My Interview in IDConnect

Rupa Rajagopalan has been instrumental in running the Instructional Designers Community of India for the last few years along with some other enthusiastic members of the profession. As part of IDCI, Rupa edits a newsletter IDConnect. Rupa interviewed me for the second issue of the newsletter. You can view the complete newsletter on the IDCI community site. I am reproducing my interview here.
The Interview
  1. You have been conducting salary surveys for the past 2 years. Have salary levels for Instructional Designers in India improved? What are the current trends in salary?
It’s hard to find industry trends. I get inputs not just from the salary survey but also the many interviews I conduct, the people I recruit and the teams I manage. Perception plays an important role in people’s minds when trying to understand whether the salary levels of instructional designers have improved. The salary levels in absolute terms have improved but not necessarily the perception. I notice that the younger people continue to be less satisfied.
  1. Do you think Technical Writing is a better known profession in India when compared to Instructional Design? Why?
Technical Writing has a wider job market. Instructional Designer are primarily hired by elearning vendors and some training departments. Tech Writers are also hired by software companies, product companies, website content companies etc.

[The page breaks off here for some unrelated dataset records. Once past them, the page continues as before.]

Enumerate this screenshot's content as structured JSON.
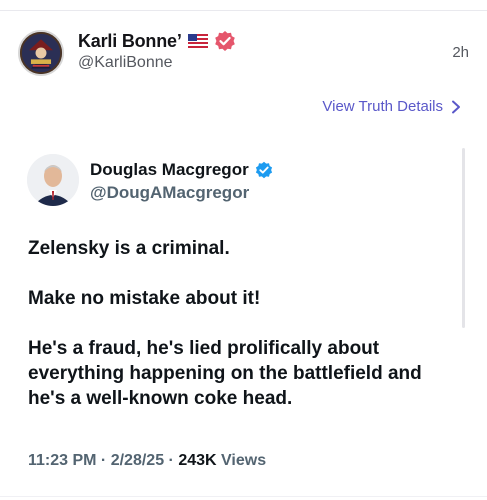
{
  "post": {
    "author_name": "Karli Bonne’",
    "author_handle": "@KarliBonne",
    "timestamp": "2h",
    "details_link": "View Truth Details",
    "flag_icon": "us-flag-icon",
    "badge_icon": "verified-badge-icon",
    "badge_color": "#e5566c"
  },
  "quoted": {
    "name": "Douglas Macgregor",
    "handle": "@DougAMacgregor",
    "verified_color": "#1d9bf0",
    "paragraphs": [
      "Zelensky is a criminal.",
      "Make no mistake about it!",
      "He's a fraud, he's lied prolifically about everything happening on the battlefield and he's a well-known coke head."
    ],
    "time": "11:23 PM",
    "date": "2/28/25",
    "views_count": "243K",
    "views_label": "Views"
  },
  "colors": {
    "accent": "#5a58c9",
    "text": "#0f1419",
    "muted": "#536471"
  }
}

In that sense, Technical Writing is better a known profession.
  1. Which of the following dominates the Indian e-learning market / business today – Template based e-learning or Creative e-learning?
I think it really depends on what the customers want. Most customers don’t want to pay too much and are constantly driving the prices and the timelines down. There are advantages of template based elearning. And template based elearning is not necessarily “not-creative”, if I may use the double negative in this case. Rapid elearning is also something that’s being looked at as a solution to crunch timelines and costs.

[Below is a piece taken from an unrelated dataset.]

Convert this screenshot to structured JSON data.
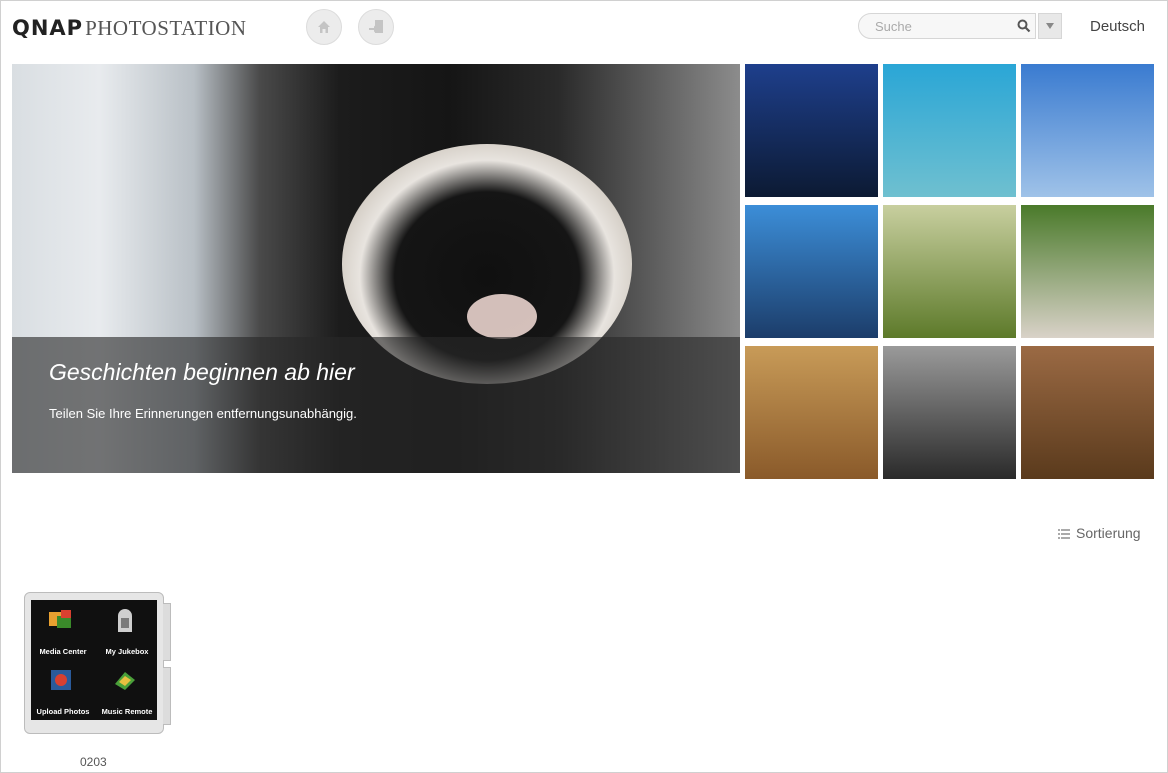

  1. You had written an interesting blog post on innovation in the Indian Learning Industry. There were some interesting responses to your post too. What prompted you to write this blog post and what did you learn from the responses?
My post on innovation in Indian Learning industry was actually prompted by another post by Will Thalheimer on the same subject, which was prompted by a NY Times report on innovation in India. I was fascinated by the responses this post received. I have come to believe that innovation is a very relative term. When it comes to identifying innovation at a company, industry or country level, the scale of impact defines the level of innovation in people’s minds. My next post on what is innovation explored these perceptions about innovation.
  1. A lot of companies in India ban use of social media in the workplace. In your opinion, social media is a tool, a medium. What you do with it constitutes the value you extract from it. Can you give some examples of how professionals in India can use social media effectively and responsibly in the workplace?
Many ways really. For one, start subscribing to blogs via your RSS reader. Start conversations with blog writers by commenting on their posts, building the ideas and sharing your ideas. It is very important to start meaningful conversations if you want o build on your knowledge. And don’t be afraid to make mistakes, or by shy of sharing your thoughts. You learn most by exchanging ideas. If you are using Twitter, follow like minded people and industry leaders. On LinkedIn join the groups of your field and engage in conversation. Share the information, links that you come across on various sources with your colleagues at work. Filter out the information and share the relevant bits. This way your colleagues will appreciate your inputs. Remember not to flood them with everything you find. Be selective. If there are questions your colleagues have, try to find answers by tapping into your social network. You will gain respect of your colleagues and your bosses and they will soon realize how social media can help.
  1. Effective collaboration in organizations – What are the challenges and how do you overcome these challenges?
Technology and culture are two big challenged. Most companies are not beginning to solve technological challenges by providing more means of allowing employees to communicate. The bigger challenge is cultural. Organizations should work at building the culture of sharing information freely and encourage collaboration. Collaboration will start bottom up within organizations and top executives need to be careful of not doing anything to discourage it. I recently wrote a post on this subject.
  1. What do you think is the future of learning technology?
It is always hard to predict the future. I believe that learning technology will become more collaborative in the future. How learning content is defined is likely to change and content creation will become easier in that context.
  1. What is your advice to budding learning professionals?
My advice to budding learning professionals: Keep Learning! You have to be able to learn faster than your learners. There is a great responsibility that learning professionals have when they create the learning programs. Keep pace with what’s happening in the field. Understand what business problems your learning program is attempting to solve and ensure that the design and development of the program is in line with the business objectives.
  1. How do you think a platform like Instructional Designers Community of India (IDCI) can help learning professionals in India?
Absolutely. Platforms like these play a crucial role in developing a community of professionals. Instructional Design as a profession has been in India for last 15-20 years and yet is still nascent in a manner of speaking. Platforms like IDCI can help bring professionals in this field together to share their common knowledge and learn from each other. It can provide people in the field a window to what’s happening elsewhere in India and across the world. I have been very encouraged with the progress of IDCI and look forward to seeing it grow in the future.